MMX, SSE ve AVX işlemci komut setlerine yakından bakıyoruz.
İşlemciler, birtakım komut setleri aracılığıyla yaptığımız işlemlerin elektriksel olarak karşılığını düzenleyen ve sistemin çalışmasını sağlayan en temel donanım. Bütün bu işlemler esnasında kullanılan komut setlerinden öne çıkanlar ise MMX, SSE ve AVX. Yeni nesil işlemcilerin de yaygınlaşması, bilgisayarların bilimsel süreçlerde veya çeşitli iş yüklerinde daha aktif kullanılmasıyla beraber süreci hızlandıran komut setleri daha da önem kazandı. Peki bu komut setleri ne işe yarıyor ve neden önemli?
Eski Zamanlarda İşlemciler ve Komut Setleri
Yıllar yıllar öncesine, 1980’lere kadar dönelim. Bir yandan işlemci pazarının lideri ve en büyüğü olan Intel, bir yandan da AMD’nin sıkı bir rekabet anlayışıyla piyasayı kavurduğu zamanlar, aynı günümüzde olduğu gibi. 8-bit yonga kullanan Commodore 64 gibi bilgisayarların aksine masaüstü tarafında “PC” adını verdiğimiz bilgisayarlar çok daha gelişmiş, 16-bit mimarisinden 32-bit yongalara hızlı bir geçiş süreci başlamıştı.
Mimarileri “bit” ile ifade ederken kullandığımız 16-bit, 32-bit, 64-bit gibi terimlerdeki sayılar aslında işlenebilecek verilerin büyüklüğü ve mimarinin gelişmişliğine dair bizlere fikir veriyor.

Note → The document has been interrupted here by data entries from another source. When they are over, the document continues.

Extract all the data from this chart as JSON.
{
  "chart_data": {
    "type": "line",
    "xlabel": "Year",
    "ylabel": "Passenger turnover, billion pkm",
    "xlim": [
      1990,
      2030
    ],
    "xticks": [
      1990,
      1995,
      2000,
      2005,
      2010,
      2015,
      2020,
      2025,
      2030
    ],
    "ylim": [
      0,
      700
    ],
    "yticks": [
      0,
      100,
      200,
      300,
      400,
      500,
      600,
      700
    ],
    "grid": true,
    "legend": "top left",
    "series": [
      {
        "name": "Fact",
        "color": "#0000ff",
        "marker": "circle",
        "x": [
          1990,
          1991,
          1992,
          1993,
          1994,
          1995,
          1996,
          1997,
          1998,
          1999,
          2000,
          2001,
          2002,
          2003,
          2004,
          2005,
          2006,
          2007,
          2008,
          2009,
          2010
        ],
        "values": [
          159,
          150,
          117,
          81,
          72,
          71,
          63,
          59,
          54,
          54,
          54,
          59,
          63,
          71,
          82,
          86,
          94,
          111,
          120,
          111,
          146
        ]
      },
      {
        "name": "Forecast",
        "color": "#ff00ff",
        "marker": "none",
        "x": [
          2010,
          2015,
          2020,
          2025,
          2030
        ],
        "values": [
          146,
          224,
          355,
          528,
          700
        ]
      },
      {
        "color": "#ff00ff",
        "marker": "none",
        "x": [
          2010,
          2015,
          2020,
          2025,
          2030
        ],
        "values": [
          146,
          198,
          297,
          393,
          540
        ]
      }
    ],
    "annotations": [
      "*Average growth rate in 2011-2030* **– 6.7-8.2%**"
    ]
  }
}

Bu değerlerin büyüklüklerini 2’nin üssü cinsinden hesaplayabilirsiniz.
İşlemcilerin İşlediği Veri Tipleri
İşlemciler, yapıları gereği skaler veya tamsayı (integer) veri tiplerini kullanıyordu. Bunun ne olduğunu anlayabilmek matematiğin temel konularından birisine merhaba diyeceğiz. Buradaki anlamıyla skaler; yalnızca büyüklüğü ile belirlenebilen, herhangi matematiksel işlemin tek verinin değerleri kullanılarak gerçekleşmesine deniliyor. Kısaca tek talimat, tek veri (SISD, Single Instruction, Single Data) anlamına geliyor.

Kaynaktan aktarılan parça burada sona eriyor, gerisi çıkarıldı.